Per capire quanto tutto questo sia poco tempestivo e sconsiderato, basti pensare a come il resto del mondo vedeva da ultimo Pechino. Molti ricorderanno che, per molto tempo, la Cina è stata un valore aggiunto per l’economia globale; la sua comparsa ha aumentato la prosperità in tutto il mondo in via di sviluppo. Più di recente, tuttavia, quel win-win si è trasformato in un win-lose. Costretto ad affrontare lo scoppio della bolla immobiliare e la crisi del debito municipale in tutto il paese, il presidente Xi Jinping ha abbracciato un’agenda che ha soffocato gli imprenditori cinesi e scoraggiato gli investimenti stranieri. La fiducia internazionale nei confronti di Pechino è crollata a tal punto che molti hanno iniziato a credere che la Cina stesse perseguendo la stessa stagnazione e la stessa deflazione che hanno portato al “decennio perduto” del Giappone. Per dare linfa alla sua economia, Xi ha rilanciato l’industria manifatturiera e ha iniziato a scaricare merci a basso costo e sovvenzionate – acciaio, alluminio, elettronica, automobili e molto altro – in economie sia amiche sia avversarie.

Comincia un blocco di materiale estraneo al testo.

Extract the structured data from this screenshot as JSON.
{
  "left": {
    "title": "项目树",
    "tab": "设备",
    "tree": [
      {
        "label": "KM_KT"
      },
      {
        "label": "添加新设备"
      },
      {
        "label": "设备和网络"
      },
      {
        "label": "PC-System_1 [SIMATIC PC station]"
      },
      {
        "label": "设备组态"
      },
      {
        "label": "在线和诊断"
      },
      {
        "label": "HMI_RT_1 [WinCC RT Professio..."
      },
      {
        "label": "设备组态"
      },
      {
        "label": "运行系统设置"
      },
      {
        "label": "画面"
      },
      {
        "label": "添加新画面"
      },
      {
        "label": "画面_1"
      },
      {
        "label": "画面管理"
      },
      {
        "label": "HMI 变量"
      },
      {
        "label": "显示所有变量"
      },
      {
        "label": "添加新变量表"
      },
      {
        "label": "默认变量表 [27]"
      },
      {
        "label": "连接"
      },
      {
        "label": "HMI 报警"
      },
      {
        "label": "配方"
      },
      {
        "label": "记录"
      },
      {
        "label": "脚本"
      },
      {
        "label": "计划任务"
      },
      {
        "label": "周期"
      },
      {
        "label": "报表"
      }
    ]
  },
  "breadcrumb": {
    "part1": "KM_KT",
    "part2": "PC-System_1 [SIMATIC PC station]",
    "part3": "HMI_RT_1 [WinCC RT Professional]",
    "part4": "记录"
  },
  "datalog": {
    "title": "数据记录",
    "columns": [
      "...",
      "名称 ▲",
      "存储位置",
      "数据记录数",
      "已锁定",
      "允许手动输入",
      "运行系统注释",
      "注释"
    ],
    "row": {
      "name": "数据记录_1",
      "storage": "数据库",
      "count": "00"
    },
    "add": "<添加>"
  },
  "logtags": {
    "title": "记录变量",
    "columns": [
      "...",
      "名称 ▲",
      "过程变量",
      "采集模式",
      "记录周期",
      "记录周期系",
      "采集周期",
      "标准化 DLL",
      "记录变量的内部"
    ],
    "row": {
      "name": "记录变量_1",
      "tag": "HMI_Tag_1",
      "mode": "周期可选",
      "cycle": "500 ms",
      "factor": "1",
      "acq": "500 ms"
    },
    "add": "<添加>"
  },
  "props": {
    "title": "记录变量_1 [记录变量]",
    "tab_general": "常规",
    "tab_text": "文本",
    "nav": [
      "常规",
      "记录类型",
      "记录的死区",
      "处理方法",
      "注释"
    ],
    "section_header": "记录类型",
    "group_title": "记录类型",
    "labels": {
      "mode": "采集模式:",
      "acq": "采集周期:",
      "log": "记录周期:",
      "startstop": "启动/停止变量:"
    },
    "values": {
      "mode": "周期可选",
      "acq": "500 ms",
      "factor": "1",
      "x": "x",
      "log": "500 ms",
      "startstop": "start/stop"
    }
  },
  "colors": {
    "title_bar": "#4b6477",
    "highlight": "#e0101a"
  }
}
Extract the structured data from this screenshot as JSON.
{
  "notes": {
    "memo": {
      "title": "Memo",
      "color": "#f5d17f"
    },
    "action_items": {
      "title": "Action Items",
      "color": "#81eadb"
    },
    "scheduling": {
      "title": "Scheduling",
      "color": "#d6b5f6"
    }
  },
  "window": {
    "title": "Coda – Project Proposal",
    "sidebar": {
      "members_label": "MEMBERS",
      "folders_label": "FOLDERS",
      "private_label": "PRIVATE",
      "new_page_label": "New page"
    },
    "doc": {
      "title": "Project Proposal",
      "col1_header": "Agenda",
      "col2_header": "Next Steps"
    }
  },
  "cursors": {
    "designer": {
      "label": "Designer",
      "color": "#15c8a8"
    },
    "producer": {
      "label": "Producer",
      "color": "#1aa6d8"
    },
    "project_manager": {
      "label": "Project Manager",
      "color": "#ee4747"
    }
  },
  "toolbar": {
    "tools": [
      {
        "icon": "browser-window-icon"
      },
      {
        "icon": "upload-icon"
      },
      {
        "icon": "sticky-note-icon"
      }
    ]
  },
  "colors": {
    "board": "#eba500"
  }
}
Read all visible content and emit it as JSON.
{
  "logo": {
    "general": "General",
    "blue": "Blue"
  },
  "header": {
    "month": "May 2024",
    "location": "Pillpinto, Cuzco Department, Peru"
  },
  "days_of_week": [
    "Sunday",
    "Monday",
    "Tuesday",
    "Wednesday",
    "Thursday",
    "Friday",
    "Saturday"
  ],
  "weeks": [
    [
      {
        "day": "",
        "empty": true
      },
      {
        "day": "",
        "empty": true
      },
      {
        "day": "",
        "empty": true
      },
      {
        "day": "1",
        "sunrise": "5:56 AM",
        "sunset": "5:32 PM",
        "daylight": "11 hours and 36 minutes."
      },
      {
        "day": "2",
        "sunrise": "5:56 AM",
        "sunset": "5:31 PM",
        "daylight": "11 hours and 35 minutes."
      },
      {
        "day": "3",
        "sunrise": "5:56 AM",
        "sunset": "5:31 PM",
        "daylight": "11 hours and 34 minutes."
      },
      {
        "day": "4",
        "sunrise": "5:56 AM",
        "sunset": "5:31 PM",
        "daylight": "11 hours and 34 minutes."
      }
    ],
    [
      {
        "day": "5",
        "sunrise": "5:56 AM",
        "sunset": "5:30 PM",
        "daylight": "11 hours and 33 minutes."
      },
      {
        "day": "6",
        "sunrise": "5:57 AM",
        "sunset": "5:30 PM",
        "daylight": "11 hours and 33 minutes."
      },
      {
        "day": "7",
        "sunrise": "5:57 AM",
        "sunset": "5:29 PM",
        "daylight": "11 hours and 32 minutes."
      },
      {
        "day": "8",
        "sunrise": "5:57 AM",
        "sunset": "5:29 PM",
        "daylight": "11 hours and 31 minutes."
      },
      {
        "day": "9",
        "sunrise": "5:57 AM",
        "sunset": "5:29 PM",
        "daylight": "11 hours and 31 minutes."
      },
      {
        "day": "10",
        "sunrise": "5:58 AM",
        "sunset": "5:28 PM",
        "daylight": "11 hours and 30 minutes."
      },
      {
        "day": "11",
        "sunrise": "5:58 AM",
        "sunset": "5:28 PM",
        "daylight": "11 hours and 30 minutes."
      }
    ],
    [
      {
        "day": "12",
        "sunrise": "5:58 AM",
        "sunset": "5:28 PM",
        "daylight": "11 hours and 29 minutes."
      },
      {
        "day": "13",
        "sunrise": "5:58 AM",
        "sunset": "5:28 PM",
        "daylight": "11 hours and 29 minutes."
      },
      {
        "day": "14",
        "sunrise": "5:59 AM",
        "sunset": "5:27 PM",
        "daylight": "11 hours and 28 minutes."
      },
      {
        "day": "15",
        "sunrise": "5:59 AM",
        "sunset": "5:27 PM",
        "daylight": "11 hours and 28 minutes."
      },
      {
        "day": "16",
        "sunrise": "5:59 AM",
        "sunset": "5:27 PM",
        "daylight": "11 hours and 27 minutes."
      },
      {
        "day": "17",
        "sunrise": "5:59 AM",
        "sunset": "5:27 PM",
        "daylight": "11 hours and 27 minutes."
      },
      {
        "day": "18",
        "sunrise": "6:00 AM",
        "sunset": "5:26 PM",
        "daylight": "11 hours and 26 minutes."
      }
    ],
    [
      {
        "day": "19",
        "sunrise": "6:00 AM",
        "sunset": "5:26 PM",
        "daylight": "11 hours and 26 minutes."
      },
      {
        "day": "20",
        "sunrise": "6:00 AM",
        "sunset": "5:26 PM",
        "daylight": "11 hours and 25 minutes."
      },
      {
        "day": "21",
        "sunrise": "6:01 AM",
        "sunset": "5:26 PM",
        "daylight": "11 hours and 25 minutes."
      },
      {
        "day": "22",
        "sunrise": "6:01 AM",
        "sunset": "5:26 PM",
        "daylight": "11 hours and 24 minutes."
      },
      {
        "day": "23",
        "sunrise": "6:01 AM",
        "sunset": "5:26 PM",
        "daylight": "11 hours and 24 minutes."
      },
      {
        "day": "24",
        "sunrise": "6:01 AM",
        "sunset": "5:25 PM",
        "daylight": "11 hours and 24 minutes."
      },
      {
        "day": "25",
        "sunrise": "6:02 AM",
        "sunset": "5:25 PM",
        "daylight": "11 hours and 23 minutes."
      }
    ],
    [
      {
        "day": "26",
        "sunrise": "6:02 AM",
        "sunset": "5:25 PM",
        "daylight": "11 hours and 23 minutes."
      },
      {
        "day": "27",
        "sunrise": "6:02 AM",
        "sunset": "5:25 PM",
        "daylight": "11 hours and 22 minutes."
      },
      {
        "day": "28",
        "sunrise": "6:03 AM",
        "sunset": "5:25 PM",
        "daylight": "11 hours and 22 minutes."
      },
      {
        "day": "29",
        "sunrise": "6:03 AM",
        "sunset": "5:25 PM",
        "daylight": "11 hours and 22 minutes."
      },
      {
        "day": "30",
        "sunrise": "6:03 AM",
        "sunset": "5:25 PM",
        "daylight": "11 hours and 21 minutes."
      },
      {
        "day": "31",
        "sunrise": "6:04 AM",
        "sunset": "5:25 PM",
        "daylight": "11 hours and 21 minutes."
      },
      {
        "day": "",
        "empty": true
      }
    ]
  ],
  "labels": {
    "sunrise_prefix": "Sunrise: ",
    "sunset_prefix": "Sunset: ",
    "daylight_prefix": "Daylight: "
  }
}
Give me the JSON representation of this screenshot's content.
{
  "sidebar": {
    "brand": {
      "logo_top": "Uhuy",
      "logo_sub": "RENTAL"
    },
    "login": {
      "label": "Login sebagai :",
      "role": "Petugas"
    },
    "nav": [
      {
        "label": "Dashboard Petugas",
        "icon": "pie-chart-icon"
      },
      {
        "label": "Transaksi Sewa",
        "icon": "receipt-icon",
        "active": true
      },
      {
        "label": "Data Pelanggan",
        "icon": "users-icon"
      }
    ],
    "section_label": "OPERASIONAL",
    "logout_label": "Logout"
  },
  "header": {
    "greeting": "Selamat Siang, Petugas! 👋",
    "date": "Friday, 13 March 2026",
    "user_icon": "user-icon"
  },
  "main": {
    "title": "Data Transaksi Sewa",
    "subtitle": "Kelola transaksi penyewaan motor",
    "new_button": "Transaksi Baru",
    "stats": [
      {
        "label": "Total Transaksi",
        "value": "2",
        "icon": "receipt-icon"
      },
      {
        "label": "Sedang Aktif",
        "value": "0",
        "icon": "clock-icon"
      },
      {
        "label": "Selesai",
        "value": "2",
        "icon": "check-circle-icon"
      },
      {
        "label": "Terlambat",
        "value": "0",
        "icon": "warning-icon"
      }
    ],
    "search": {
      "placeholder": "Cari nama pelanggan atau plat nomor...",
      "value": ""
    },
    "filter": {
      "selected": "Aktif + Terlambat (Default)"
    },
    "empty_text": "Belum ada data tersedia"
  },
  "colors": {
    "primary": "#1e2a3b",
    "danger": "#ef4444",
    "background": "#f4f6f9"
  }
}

Per molti dei partner commerciali della Cina, i risultati sono stati devastanti. Il Cile, che aveva lavorato per consolidare i suoi legami con Pechino, è stato costretto a chiudere il suo unico impianto siderurgico, cosa che è costata al paese più di 20 mila posti di lavoro. Brasile e Messico hanno intentato cause contro il governo di Xi presso l’Organizzazione mondiale del commercio. Anche l’Europa, che per anni ha cercato di rimanere neutrale nella competizione tra Washington e Pechino, ha iniziato a ripensarci. I legami bilaterali della Cina, un tempo considerati vantaggiosi per entrambe le parti, erano visti sempre più come distruttivi, se non peggio. La Cina si stava rapidamente distaccando a livello internazionale scaricando il caos sui suoi partner commerciali. Il mercantilismo di Pechino era per la sua politica economica ciò che i wolf warriors erano per la sua politica estera: una ricetta per l’isolamento.
Questa era la realtà globale ereditata da Trump. L’economia americana era in crescita, con la nostra base manifatturiera che stava riprendendo vita. Per rafforzare l’influenza del nostro paese nei confronti di Pechino, l’Amministrazione Biden aveva creato una serie di nuove alleanze con Giappone, Corea, Australia, Filippine, India e Unione europea. Gli investitori stranieri stavano spostando gli investimenti dall’economia industriale cinese al potenziale produttivo degli Stati Uniti. La pista era libera perché la prossima Amministrazione potesse pilotare il decollo della nazione. Invece, con la tassa dei dazi, Trump ha reso gli Stati Uniti un paria globale, permettendo a Xi di ribaltare il copione. Lasciatemi essere chiaro sulle implicazioni geostrategiche. La nuova Amministrazione ha inutilmente dato a Pechino una out-of-jail-free-card, un aiuto gratis per uscire dall’isolamento. Mettiamo da parte per un momento l’intrinseca miopia di alienarsi gli alleati dell’America con inutili spavalderie sul prendere il controllo della Groenlandia, o sul riprendersi il Canale di Panama, o sul trasformare il Canada nel cinquantunesimo stato americano. L’implicazione più ampia della politica estera caotica e impulsiva di Trump – del tutto priva di strategia – è che lui ha diluito, se non affogato, un’opportunità insostituibile per garantire il XXI secolo come un secondo secolo americano.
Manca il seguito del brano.